Jalur sepanjang 750 meter ini telah selesai dibangun. dan sudah bisa dimanfaatkan. Tidak hanya itu, sejak bulan Juli 2007 beberapa pedagang kaki lima yang menggunakan gerobak telah menempati ruas jalan yang menjadi kawasan city walk itu. Aktivitas berjualan makanan dilakukan di jalur pedestrian yang telah selesai dibangun, seperti di depan Rumah Sakit DKT Solo dan depan perkantoran lain di Jalan Slamet Riyadi. Pemerintah memang sengaja mempersiapkan para pedagang kaki lima tersebut dengan gerobak
khusus, jadi hanya pedagang kaki lima yang menggunakan gerobak tersebut yang diperbolehkan berjualan di sepanjang jalur City Walk. Pada saat peresmian City Walk yang diresmikan oleh Walikota Surakarta Bapak Jokowi pada tanggal 1 Oktober 2007 pada saat peringatan hari Habitat Dunia 2007 nama City Walk juga dirubah namanya menjadi Srawung
Warga.
Penggantian
nama
ini
dimaksudkan
agar
lebih
mengentalkan nama kota solo sebagai kota budaya. Penyediaan sarana jalan yang khusus untuk City Walk tidak serta merta memberikan kebebasan kepada pejalan kaki. Pembangunan City Walk merupakan pengalih-fungsian jalur lambat dan trotoar. Alih fungsi ini tentunya akan mengganggu jalur lambat di sepanjang City Walk, khususnya adalah para pengemudi becak dan pengendara sepeda motor. Dengan adanya City Walk mereka tentu akan sangat direpotkan atau terganggu. Untuk mewujudkan pelayanan pelayanan jalan yang tidak berpihak dan tidak merugikan orang lain perlu ditentukan dan kewajiban para pihak baik pengguna jalan ataupun pemerintah sebagai penyelenggara City Walk. Hak pemakai jalan adalah memperoleh jaminan kenyamanan dan keamanan serta kepastian dalam memanfaatkan
area City Walk. Sedangkan
kewajibannya berupa menempati, mentaati lokasi dan waktu yang telah ditetapkan. Sementara hak pemerintah adalah selaku penyelenggara adalah menarik retribusi atau biaya sewa. Sedangkan kewajiban Pemerintah adalah menjaga keamanan, keindahan lingkungan dan kemanan di lokasi City Walk Berdasarkan pembahasan di atas dapat penulis kemukakan bahwa pada dasarnya rencana tata kota mampu untuk mendukung pelaksanaan pembangunan City Walk di kota Surakarta. Hal ini dapat dilihat dengan sudah berjalannya pembangunan City Walk di Kota Surakarta. Walaupun pembangunan City Walk di Surakarta baru selesai dua tahap saja tetapi sudah dapat dinikmati hasil dari pembangunan tersebut. Dalam Pembangunan City Walk ini tidak ada komplain dari masyarakat, yang ada justru dukungan dari masyarakat untuk terus memajukan Kota Surakarta sebagai Kota Budaya.
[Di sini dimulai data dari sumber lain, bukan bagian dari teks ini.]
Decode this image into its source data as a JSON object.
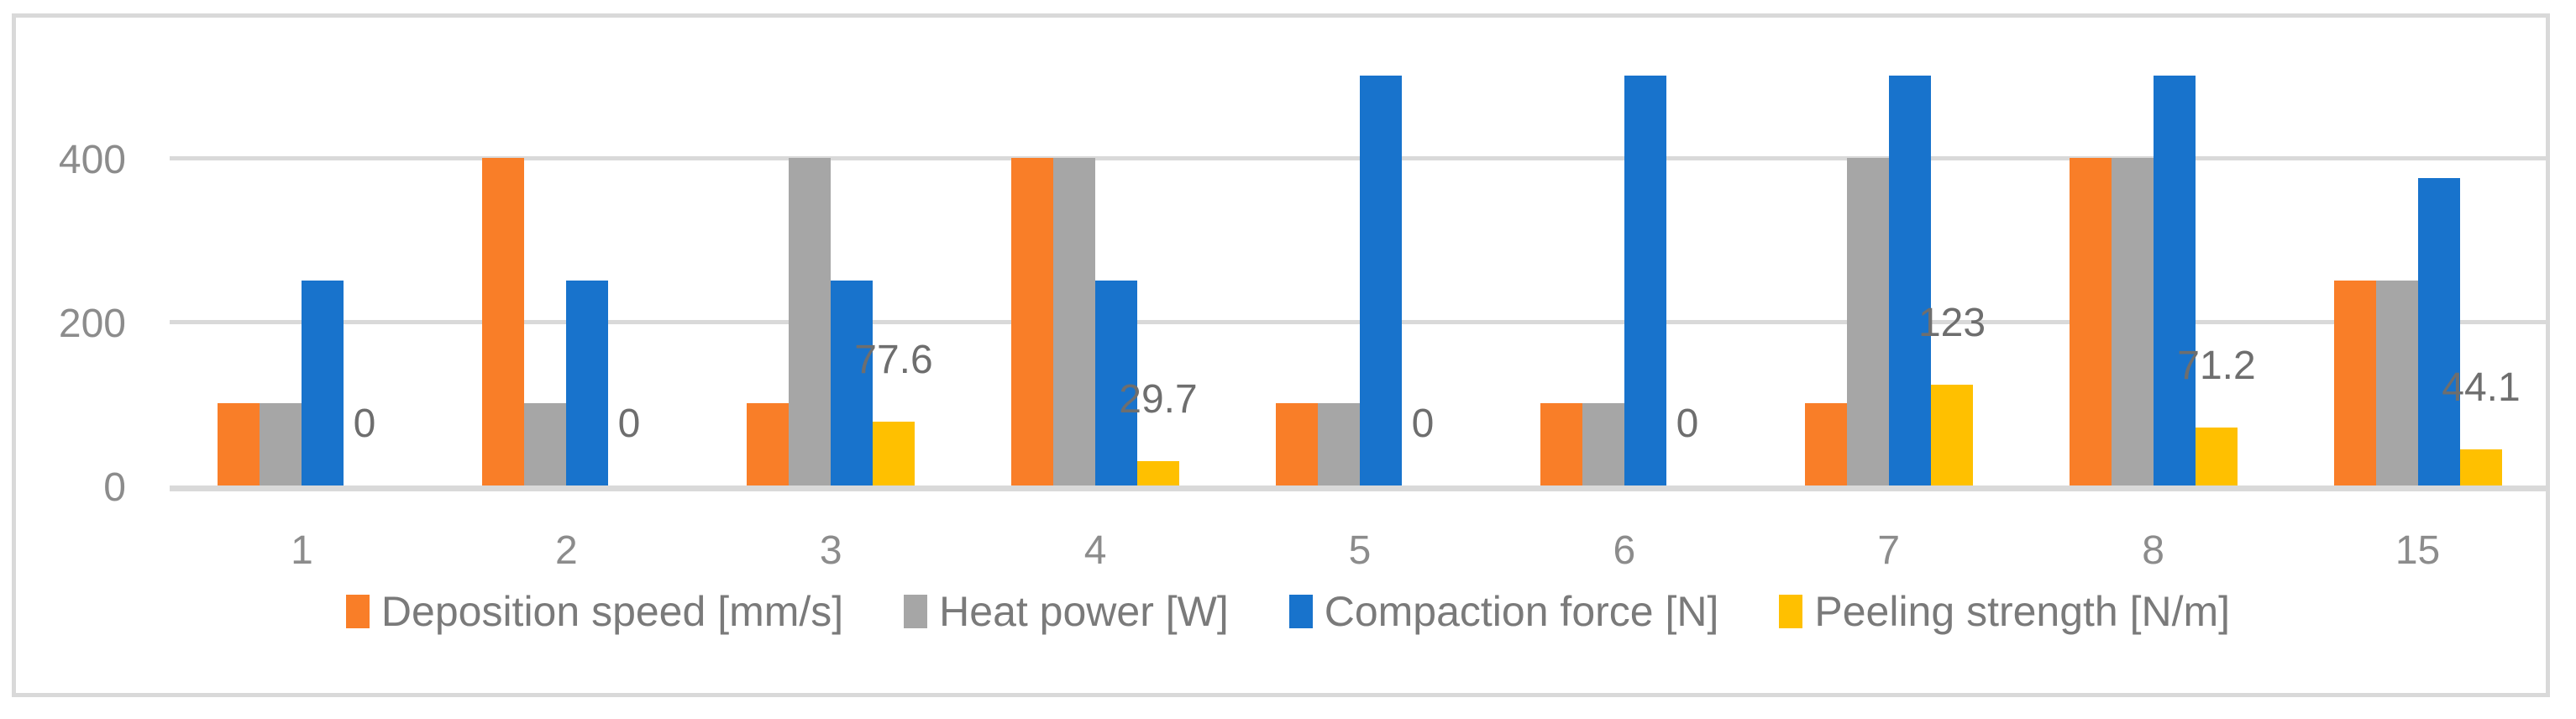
{
  "chart_data": {
    "type": "bar",
    "title": "",
    "xlabel": "",
    "ylabel": "",
    "categories": [
      "1",
      "2",
      "3",
      "4",
      "5",
      "6",
      "7",
      "8",
      "15"
    ],
    "series": [
      {
        "name": "Deposition speed [mm/s]",
        "color": "#F97E28",
        "values": [
          100,
          400,
          100,
          400,
          100,
          100,
          100,
          400,
          250
        ]
      },
      {
        "name": "Heat power [W]",
        "color": "#A6A6A6",
        "values": [
          100,
          100,
          400,
          400,
          100,
          100,
          400,
          400,
          250
        ]
      },
      {
        "name": "Compaction force [N]",
        "color": "#1873CC",
        "values": [
          250,
          250,
          250,
          250,
          500,
          500,
          500,
          500,
          375
        ]
      },
      {
        "name": "Peeling strength [N/m]",
        "color": "#FFC000",
        "values": [
          0,
          0,
          77.6,
          29.7,
          0,
          0,
          123,
          71.2,
          44.1
        ],
        "data_labels": [
          "0",
          "0",
          "77.6",
          "29.7",
          "0",
          "0",
          "123",
          "71.2",
          "44.1"
        ]
      }
    ],
    "yticks": [
      0,
      200,
      400
    ],
    "ytick_labels": [
      "0",
      "200",
      "400"
    ],
    "ylim": [
      0,
      576
    ],
    "grid": true,
    "legend_position": "bottom"
  },
  "colors": {
    "background": "#FFFFFF",
    "frame_border": "#D9D9D9",
    "gridline": "#D9D9D9",
    "axis_line": "#D9D9D9",
    "tick_text": "#8C8C8C",
    "data_label_text": "#6E6E6E",
    "legend_text": "#7A7A7A"
  }
}
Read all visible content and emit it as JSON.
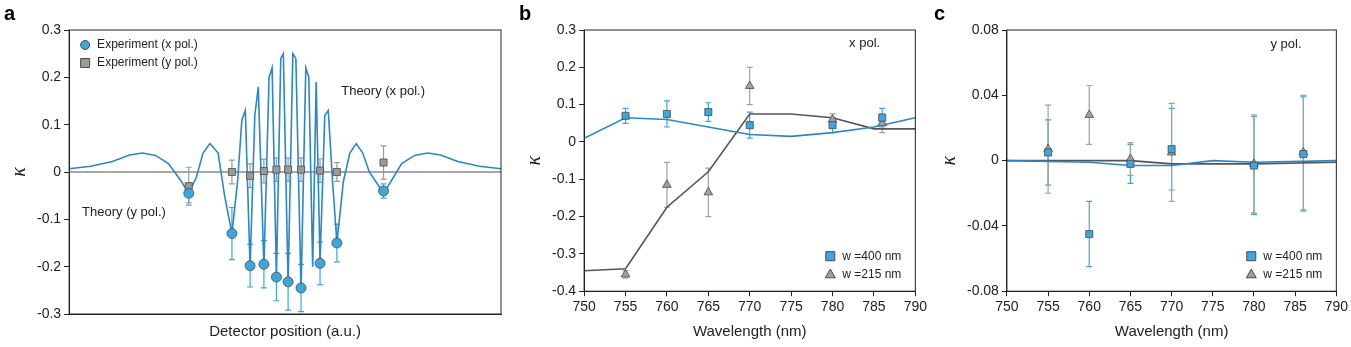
{
  "chart_data": [
    {
      "type": "scatter",
      "title": "a",
      "x_label": "Detector position (a.u.)",
      "y_label": "κ",
      "xlim": [
        0,
        100
      ],
      "ylim": [
        -0.3,
        0.3
      ],
      "yticks": [
        -0.3,
        -0.2,
        -0.1,
        0,
        0.1,
        0.2,
        0.3
      ],
      "tick_labels": "y",
      "grid": false,
      "legend": "upper left",
      "annotations": [
        {
          "text": "Theory (x pol.)",
          "x": 63,
          "y": 0.17
        },
        {
          "text": "Theory (y pol.)",
          "x": 3,
          "y": -0.085
        }
      ],
      "series": [
        {
          "type": "line",
          "line_style": "solid",
          "color": "#2b87c8",
          "x": [
            0,
            5,
            10,
            14,
            17,
            20,
            23,
            26,
            27.7,
            29.5,
            31,
            32.6,
            34.5,
            36,
            37.7,
            39,
            40,
            40.8,
            41.9,
            43,
            43.8,
            45.1,
            46.3,
            47,
            48,
            49,
            49.6,
            50.7,
            51.8,
            52.5,
            53.7,
            54.8,
            55.5,
            56.4,
            57.2,
            58.1,
            59.2,
            60,
            61,
            62,
            63.5,
            65,
            66.5,
            68,
            69.5,
            71,
            72.8,
            74.5,
            77,
            80,
            83,
            86,
            90,
            95,
            100
          ],
          "values": [
            0.007,
            0.012,
            0.022,
            0.036,
            0.04,
            0.035,
            0.018,
            -0.02,
            -0.045,
            -0.01,
            0.04,
            0.06,
            0.04,
            -0.05,
            -0.13,
            -0.02,
            0.11,
            0.13,
            -0.2,
            0.12,
            0.18,
            -0.2,
            0.2,
            0.22,
            -0.22,
            0.24,
            0.25,
            -0.235,
            0.25,
            0.24,
            -0.25,
            0.22,
            0.2,
            -0.2,
            0.19,
            -0.19,
            0.12,
            0.13,
            -0.02,
            -0.15,
            -0.02,
            0.04,
            0.06,
            0.04,
            0,
            -0.02,
            -0.045,
            -0.02,
            0.018,
            0.035,
            0.04,
            0.036,
            0.022,
            0.012,
            0.007
          ]
        },
        {
          "type": "line",
          "line_style": "solid",
          "color": "#8a8a8a",
          "x": [
            0,
            100
          ],
          "values": [
            0,
            0
          ]
        },
        {
          "name": "Experiment (x pol.)",
          "type": "scatter",
          "marker": "circle",
          "color": "#3aa8df",
          "x": [
            27.7,
            37.7,
            41.9,
            45.1,
            48,
            50.7,
            53.7,
            58.1,
            62,
            72.8
          ],
          "values": [
            -0.045,
            -0.13,
            -0.198,
            -0.195,
            -0.222,
            -0.232,
            -0.245,
            -0.193,
            -0.15,
            -0.04
          ],
          "errors": [
            0.02,
            0.055,
            0.045,
            0.05,
            0.05,
            0.06,
            0.05,
            0.045,
            0.04,
            0.015
          ]
        },
        {
          "name": "Experiment (y pol.)",
          "type": "scatter",
          "marker": "square",
          "color": "#9a9a9a",
          "x": [
            27.7,
            37.7,
            41.9,
            45.1,
            48,
            50.7,
            53.7,
            58.1,
            62,
            72.8
          ],
          "values": [
            -0.03,
            0,
            -0.008,
            0.002,
            0.005,
            0.005,
            0.005,
            0.003,
            0,
            0.02
          ],
          "errors": [
            0.04,
            0.025,
            0.025,
            0.025,
            0.025,
            0.025,
            0.025,
            0.025,
            0.02,
            0.035
          ]
        }
      ]
    },
    {
      "type": "scatter",
      "title": "b",
      "x_label": "Wavelength (nm)",
      "y_label": "κ",
      "xlim": [
        750,
        790
      ],
      "xticks": [
        750,
        755,
        760,
        765,
        770,
        775,
        780,
        785,
        790
      ],
      "ylim": [
        -0.4,
        0.3
      ],
      "yticks": [
        -0.4,
        -0.3,
        -0.2,
        -0.1,
        0,
        0.1,
        0.2,
        0.3
      ],
      "grid": false,
      "legend": "lower right",
      "annotations": [
        {
          "text": "x pol.",
          "x": 782,
          "y": 0.265
        }
      ],
      "series": [
        {
          "type": "line",
          "line_style": "solid",
          "color": "#2b87c8",
          "x": [
            750,
            755,
            760,
            765,
            770,
            775,
            780,
            785,
            790
          ],
          "values": [
            0.01,
            0.065,
            0.06,
            0.04,
            0.02,
            0.015,
            0.025,
            0.04,
            0.065
          ]
        },
        {
          "type": "line",
          "line_style": "solid",
          "color": "#555555",
          "x": [
            750,
            755,
            760,
            765,
            770,
            775,
            780,
            785,
            790
          ],
          "values": [
            -0.345,
            -0.34,
            -0.175,
            -0.08,
            0.075,
            0.075,
            0.065,
            0.035,
            0.035
          ]
        },
        {
          "name": "w =400 nm",
          "type": "scatter",
          "marker": "square",
          "color": "#3aa8df",
          "x": [
            755,
            760,
            765,
            770,
            780,
            786
          ],
          "values": [
            0.07,
            0.075,
            0.08,
            0.045,
            0.045,
            0.065
          ],
          "errors": [
            0.02,
            0.035,
            0.025,
            0.035,
            0.02,
            0.025
          ]
        },
        {
          "name": "w =215 nm",
          "type": "scatter",
          "marker": "triangle",
          "color": "#a0a0a0",
          "x": [
            755,
            760,
            765,
            770,
            780,
            786
          ],
          "values": [
            -0.355,
            -0.115,
            -0.135,
            0.15,
            0.06,
            0.05
          ],
          "errors": [
            0.01,
            0.06,
            0.065,
            0.05,
            0.015,
            0.025
          ]
        }
      ]
    },
    {
      "type": "scatter",
      "title": "c",
      "x_label": "Wavelength (nm)",
      "y_label": "κ",
      "xlim": [
        750,
        790
      ],
      "xticks": [
        750,
        755,
        760,
        765,
        770,
        775,
        780,
        785,
        790
      ],
      "ylim": [
        -0.08,
        0.08
      ],
      "yticks": [
        -0.08,
        -0.04,
        0,
        0.04,
        0.08
      ],
      "grid": false,
      "legend": "lower right",
      "annotations": [
        {
          "text": "y pol.",
          "x": 782,
          "y": 0.071
        }
      ],
      "series": [
        {
          "type": "line",
          "line_style": "solid",
          "color": "#2b87c8",
          "x": [
            750,
            760,
            765,
            770,
            775,
            780,
            790
          ],
          "values": [
            0,
            -0.001,
            -0.003,
            -0.003,
            0,
            -0.001,
            0
          ]
        },
        {
          "type": "line",
          "line_style": "solid",
          "color": "#555555",
          "x": [
            750,
            760,
            765,
            770,
            780,
            790
          ],
          "values": [
            0,
            0,
            0,
            -0.002,
            -0.002,
            -0.001
          ]
        },
        {
          "name": "w =400 nm",
          "type": "scatter",
          "marker": "square",
          "color": "#3aa8df",
          "x": [
            755,
            760,
            765,
            770,
            780,
            786
          ],
          "values": [
            0.005,
            -0.045,
            -0.002,
            0.007,
            -0.003,
            0.004
          ],
          "errors": [
            0.02,
            0.02,
            0.012,
            0.025,
            0.03,
            0.035
          ]
        },
        {
          "name": "w =215 nm",
          "type": "scatter",
          "marker": "triangle",
          "color": "#a0a0a0",
          "x": [
            755,
            760,
            765,
            770,
            780,
            786
          ],
          "values": [
            0.007,
            0.028,
            0.001,
            0.005,
            -0.002,
            0.005
          ],
          "errors": [
            0.027,
            0.018,
            0.01,
            0.03,
            0.03,
            0.035
          ]
        }
      ]
    }
  ]
}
C. Faktor-Faktor Yang Menjadi Penghambat Dalam Pembangunan City Walk di Kota Surakarta dan Solusinya 1. Faktor-faktor Penghambat Tidak selamanya dalam pembangunan City Walk dapat selalu berjalan sesuai dengan rencana tata kota. Ada kalanya dalam pembangunan City Walk di Kota Surakarta timbul suatu hambatan atau permasalahan. Berdasarkan hasil wawancara dengan Bapak Ir Arif Nurhadi, MM selaku Kepala Sub Dinas Tata Bangunan di Dinas Tata Kota Surakarta pada tanggal 26 November 2007, hambatan yang terjadi dalam pembangunan City Walk antara lain : a) Hambatan Teknis 1) Anggaran yang dipakai untuk pembangunan jalur City Walk ini masih belum bisa keluar seluruhnya, akibatnya pembangunan City Walk ini dilaksanakan secara bertahap tidak bisa langsung diselesaikan dalam satu waktu.
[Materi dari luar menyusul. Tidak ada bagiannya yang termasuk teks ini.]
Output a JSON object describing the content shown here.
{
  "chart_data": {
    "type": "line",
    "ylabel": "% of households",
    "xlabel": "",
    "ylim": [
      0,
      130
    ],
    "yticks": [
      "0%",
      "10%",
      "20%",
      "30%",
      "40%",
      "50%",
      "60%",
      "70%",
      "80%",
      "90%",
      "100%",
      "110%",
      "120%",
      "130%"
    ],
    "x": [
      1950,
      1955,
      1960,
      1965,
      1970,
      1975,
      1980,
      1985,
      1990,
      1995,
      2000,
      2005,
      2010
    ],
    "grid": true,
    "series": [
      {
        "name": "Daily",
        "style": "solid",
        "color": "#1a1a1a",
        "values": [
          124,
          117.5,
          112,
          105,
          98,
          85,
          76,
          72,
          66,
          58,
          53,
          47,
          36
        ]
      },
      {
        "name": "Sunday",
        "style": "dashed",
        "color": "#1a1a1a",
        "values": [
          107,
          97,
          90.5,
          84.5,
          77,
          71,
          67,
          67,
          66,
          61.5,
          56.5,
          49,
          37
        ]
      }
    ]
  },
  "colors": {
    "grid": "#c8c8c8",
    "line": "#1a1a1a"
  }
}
2) Keberadaan material paving untuk pembangunan jalur City Walk sangat terbatas, selain itu model-model paving yang digunakannya pun sangat terbatas sehingga jalannya pembangunan inipun juga harus menunggu kesiapan material 3) Dalam area yang hendak dibangun jalur City Walk di sepanjang jalan slamet riyadi terdapat banyak gang-gang dan jalan-jalan kecil yang melintang dan berhubungan langsung dengan jalan slamet riyadi sehingga mempengaruhi jalannya pembangunan. 4) Lokasi pekerjaan atau pembangunan City Walk berada di kawasan perdagangan dan perkantoran, sehingga banyak orang yang berjalan lalu lalang, sehingga mengganggu jalannya pembangunan.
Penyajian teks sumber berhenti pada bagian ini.